Verklarte Nacht and Mahler 5.

I don’t think I’ve never heard Verklarte Nacht played live before.  It’s the acceptable face of Schoenberg, predating his shift toward – invention of? – serialism.  The BBC Phil, under some Venezuelan wunderkind, did a decent job as far as I could tell; but I was glad when it was over.  You can absolutely see why Schoenberg felt he had to get away from that sort of lush, over-ripe language: the music is forever pushing chromatic passing notes into what are already four or five note chords.  No wonder he wanted so badly to find a way back to something more astringent and spare.  Half an hour is way too long for a strings-only piece like this.  The ear notoriously tires of wind and brass much quicker, but lovely though strings are, and ingeniously though Schoenberg strives for variety, I’d had enough after twenty minutes.  Verklarte Nacht made me realise how wonderful are the Elgar Introduction and Allegro, RVW’s Tallis Fantasia and the Tchaikovsky and Dvorak Serenades.

I have a theory that every Mahler symphony could be improved by docking 25% of its running time.  Listening to the 5th after the break confirmed the impression.  The piece makes a very plausible journey from the darkness of the opening Funeral March towards the light of the Finale, stopping off at the Adagietto on the way.  The Adagietto is sui generis, a piece of wonderful inspiration, unimprovable.  I particularly like the way Mahler makes the final cadence the actual end of the piece, something quite difficult to do without sounding commonplace (something Elgar also achieves at the end of Nimrod, and Sibelius in the middle movement of his own 5th).

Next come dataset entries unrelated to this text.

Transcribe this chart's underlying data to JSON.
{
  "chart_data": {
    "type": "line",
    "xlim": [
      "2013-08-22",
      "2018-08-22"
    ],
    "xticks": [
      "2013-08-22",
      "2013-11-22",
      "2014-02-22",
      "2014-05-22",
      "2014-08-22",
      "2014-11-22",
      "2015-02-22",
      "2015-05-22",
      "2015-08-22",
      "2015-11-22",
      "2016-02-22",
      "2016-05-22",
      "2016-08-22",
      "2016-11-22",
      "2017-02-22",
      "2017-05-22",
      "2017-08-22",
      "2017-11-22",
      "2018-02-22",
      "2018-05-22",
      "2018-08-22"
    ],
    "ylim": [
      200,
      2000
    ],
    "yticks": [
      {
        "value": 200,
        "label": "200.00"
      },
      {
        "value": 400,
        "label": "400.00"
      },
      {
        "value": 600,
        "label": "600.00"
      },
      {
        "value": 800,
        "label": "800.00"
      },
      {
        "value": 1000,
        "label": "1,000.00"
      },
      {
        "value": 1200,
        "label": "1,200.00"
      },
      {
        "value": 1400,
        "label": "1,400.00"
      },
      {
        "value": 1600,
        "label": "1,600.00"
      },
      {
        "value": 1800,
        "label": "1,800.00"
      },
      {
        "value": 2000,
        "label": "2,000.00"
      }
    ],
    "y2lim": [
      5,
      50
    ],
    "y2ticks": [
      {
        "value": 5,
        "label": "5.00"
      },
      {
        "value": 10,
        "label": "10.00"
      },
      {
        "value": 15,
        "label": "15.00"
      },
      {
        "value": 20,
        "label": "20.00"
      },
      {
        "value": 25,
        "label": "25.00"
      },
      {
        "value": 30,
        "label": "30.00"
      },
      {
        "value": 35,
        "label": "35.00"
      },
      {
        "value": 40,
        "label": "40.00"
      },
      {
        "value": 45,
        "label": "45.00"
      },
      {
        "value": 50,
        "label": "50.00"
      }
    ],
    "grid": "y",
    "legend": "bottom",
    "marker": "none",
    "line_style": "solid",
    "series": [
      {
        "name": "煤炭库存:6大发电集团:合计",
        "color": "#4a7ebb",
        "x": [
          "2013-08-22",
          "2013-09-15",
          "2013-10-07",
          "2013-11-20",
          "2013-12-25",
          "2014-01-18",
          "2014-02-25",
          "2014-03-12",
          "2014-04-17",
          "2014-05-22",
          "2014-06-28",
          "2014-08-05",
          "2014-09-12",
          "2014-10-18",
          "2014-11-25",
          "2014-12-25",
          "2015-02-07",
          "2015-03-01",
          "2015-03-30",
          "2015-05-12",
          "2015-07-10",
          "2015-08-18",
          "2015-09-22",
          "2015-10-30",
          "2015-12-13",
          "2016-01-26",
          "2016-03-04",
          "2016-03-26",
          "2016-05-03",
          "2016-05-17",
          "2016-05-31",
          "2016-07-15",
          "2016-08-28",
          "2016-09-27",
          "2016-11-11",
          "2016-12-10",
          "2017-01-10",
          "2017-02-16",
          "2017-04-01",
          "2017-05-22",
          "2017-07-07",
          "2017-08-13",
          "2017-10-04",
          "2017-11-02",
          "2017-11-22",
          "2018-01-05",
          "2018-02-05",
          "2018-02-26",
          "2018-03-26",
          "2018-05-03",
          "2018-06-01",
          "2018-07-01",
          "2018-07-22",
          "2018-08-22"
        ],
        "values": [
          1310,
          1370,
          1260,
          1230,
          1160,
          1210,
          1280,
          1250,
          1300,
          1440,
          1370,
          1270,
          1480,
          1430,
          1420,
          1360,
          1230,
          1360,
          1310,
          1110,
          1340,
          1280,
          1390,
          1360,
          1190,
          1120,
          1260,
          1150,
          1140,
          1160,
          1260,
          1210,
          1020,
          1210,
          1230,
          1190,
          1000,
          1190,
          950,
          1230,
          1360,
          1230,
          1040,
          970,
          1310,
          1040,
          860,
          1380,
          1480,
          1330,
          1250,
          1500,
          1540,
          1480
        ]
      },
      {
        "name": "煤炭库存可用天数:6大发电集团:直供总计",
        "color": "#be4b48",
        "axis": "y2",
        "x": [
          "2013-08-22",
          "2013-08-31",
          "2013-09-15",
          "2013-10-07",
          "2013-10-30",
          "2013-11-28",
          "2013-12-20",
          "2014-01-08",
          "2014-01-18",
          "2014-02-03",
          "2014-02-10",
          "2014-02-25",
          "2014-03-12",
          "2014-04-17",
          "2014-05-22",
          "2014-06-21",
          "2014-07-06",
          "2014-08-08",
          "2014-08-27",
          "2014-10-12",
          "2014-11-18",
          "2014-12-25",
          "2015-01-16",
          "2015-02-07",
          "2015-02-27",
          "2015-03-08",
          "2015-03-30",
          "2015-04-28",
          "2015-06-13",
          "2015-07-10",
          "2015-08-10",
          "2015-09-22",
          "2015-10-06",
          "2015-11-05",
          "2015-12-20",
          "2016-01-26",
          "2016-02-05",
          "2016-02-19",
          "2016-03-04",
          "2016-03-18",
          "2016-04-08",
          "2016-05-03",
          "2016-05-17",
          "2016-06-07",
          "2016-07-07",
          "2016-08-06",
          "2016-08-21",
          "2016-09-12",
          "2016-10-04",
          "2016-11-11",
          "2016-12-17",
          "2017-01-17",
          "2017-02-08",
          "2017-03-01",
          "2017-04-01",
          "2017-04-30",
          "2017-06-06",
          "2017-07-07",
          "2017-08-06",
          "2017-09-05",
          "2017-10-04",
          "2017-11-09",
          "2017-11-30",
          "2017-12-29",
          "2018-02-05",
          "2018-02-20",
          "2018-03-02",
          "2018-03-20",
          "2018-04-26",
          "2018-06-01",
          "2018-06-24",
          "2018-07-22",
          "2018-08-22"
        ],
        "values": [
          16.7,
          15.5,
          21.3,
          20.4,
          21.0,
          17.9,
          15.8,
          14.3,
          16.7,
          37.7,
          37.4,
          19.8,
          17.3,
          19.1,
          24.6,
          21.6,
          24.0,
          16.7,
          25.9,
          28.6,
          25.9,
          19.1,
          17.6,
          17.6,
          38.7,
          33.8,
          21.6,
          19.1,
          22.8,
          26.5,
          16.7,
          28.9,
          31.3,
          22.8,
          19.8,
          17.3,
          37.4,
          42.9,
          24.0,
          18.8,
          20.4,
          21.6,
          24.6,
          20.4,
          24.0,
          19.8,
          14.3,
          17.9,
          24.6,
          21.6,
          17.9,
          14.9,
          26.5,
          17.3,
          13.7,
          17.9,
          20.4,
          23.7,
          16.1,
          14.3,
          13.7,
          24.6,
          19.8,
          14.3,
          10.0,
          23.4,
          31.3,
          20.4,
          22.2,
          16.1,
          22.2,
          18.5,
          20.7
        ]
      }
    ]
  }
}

My only contact with Mahler 5 as a conductor has been depping for someone else in a rehearsal.  You can’t help but admire the way he handles the orchestra (although I think too often the large forces are just used to make the music louder rather than more varied – The Planets uses a big ensemble much better, and Shostakovich 5 is more expertly paced).  But too much of the second and third movements sound like filler to me – as if Mahler is writing something because he can, rather than because it’s essential to the musical and psychological argument.  And as for the Finale, one waits for the closing chorale in a ritual of tease and denial.  The first time you hear it this is effective, but I find repeated listening unbearable.  I found myself trying to identify the point at which I started to find Mahler’s modus annoying.  It came two iterations from the end: that’s to say on two occasions when he interrupts the apparently inexorable flow of the music towards the big tune I found myself thinking, “O for Christ’s sake get on with it”.  That meant enduring two more sections of Mahler’s orchestral babble before – at last – we got to the D major grand finale.

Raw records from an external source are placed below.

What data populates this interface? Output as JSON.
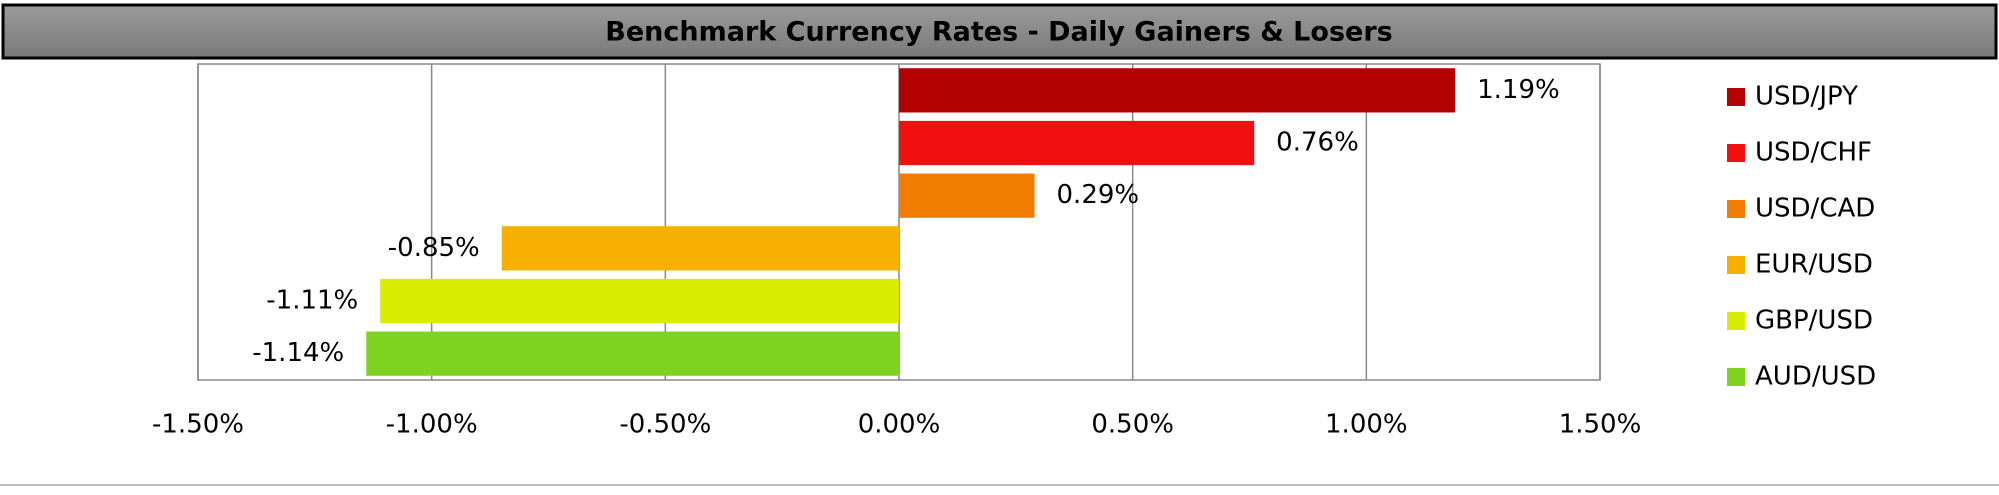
{
  "chart_data": {
    "type": "bar",
    "orientation": "horizontal",
    "title": "Benchmark Currency Rates - Daily Gainers & Losers",
    "series": [
      {
        "name": "USD/JPY",
        "color": "#b30000",
        "values": [
          1.19
        ],
        "value_labels": [
          "1.19%"
        ]
      },
      {
        "name": "USD/CHF",
        "color": "#f01010",
        "values": [
          0.76
        ],
        "value_labels": [
          "0.76%"
        ]
      },
      {
        "name": "USD/CAD",
        "color": "#f07c00",
        "values": [
          0.29
        ],
        "value_labels": [
          "0.29%"
        ]
      },
      {
        "name": "EUR/USD",
        "color": "#f7b000",
        "values": [
          -0.85
        ],
        "value_labels": [
          "-0.85%"
        ]
      },
      {
        "name": "GBP/USD",
        "color": "#d9ec00",
        "values": [
          -1.11
        ],
        "value_labels": [
          "-1.11%"
        ]
      },
      {
        "name": "AUD/USD",
        "color": "#7ed321",
        "values": [
          -1.14
        ],
        "value_labels": [
          "-1.14%"
        ]
      }
    ],
    "xlim": [
      -1.5,
      1.5
    ],
    "xticks": [
      {
        "value": -1.5,
        "label": "-1.50%"
      },
      {
        "value": -1.0,
        "label": "-1.00%"
      },
      {
        "value": -0.5,
        "label": "-0.50%"
      },
      {
        "value": 0,
        "label": "0.00%"
      },
      {
        "value": 0.5,
        "label": "0.50%"
      },
      {
        "value": 1.0,
        "label": "1.00%"
      },
      {
        "value": 1.5,
        "label": "1.50%"
      }
    ],
    "grid": true,
    "legend": "right"
  }
}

I admire Mahler more than love him, and though I think his view of life is skewed – it is not as heaven-stormingly joyful, catastrophically awful or swooningly romantic as he suggests – I would still have given a finger to have written a piece as bad as his 5th Symphony.  When put beside classical music’s realists however – Bach, Mozart, Beethoven, Berlioz, Brahms and Nielsen – Mahler’s music looks overwrought and self-indulgent.  I would have given my right arm to have written the Inextinguishable.  I’ve written elsewhere that it’s strange that Mahler’s music should have such currency a hundred years after the death of the romantic movement which spawned it.  We live in a narcissistic age however, and God knows Mahler is the narcissistic composer par excellence.

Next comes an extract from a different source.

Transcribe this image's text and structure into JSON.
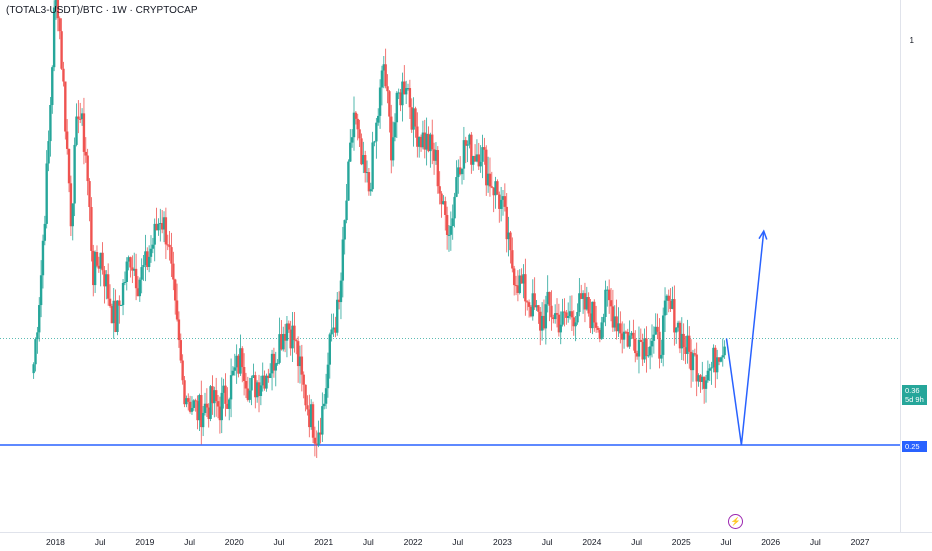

As Roger Scruton once said, criticising someone else’s taste is merely to assert one’s own.  I’m not saying Mahler is wrong.  I’m saying I don’t like some of the choices he makes, and I think those choices reveal a lot about him as a composer and as a man.  I’m reminded of Jean Sibelius’s slightly priggish dictum – “The others offer cocktails of various hues.  I only have cold spring water”.  After this programme I could have done with some of that.  My personal taste is for composers who understand that the audience always need to be reminded of the possibility of silence, who let the light shine through in much the same way as watercolour painters who exploit the whiteness of the blank paper.  There wasn’t much of that here.  In fact part of the relief of hearing Mahler’s glorious closing chorale was that it one of the only musical statements in the entire concert which sounded plain, simple and true.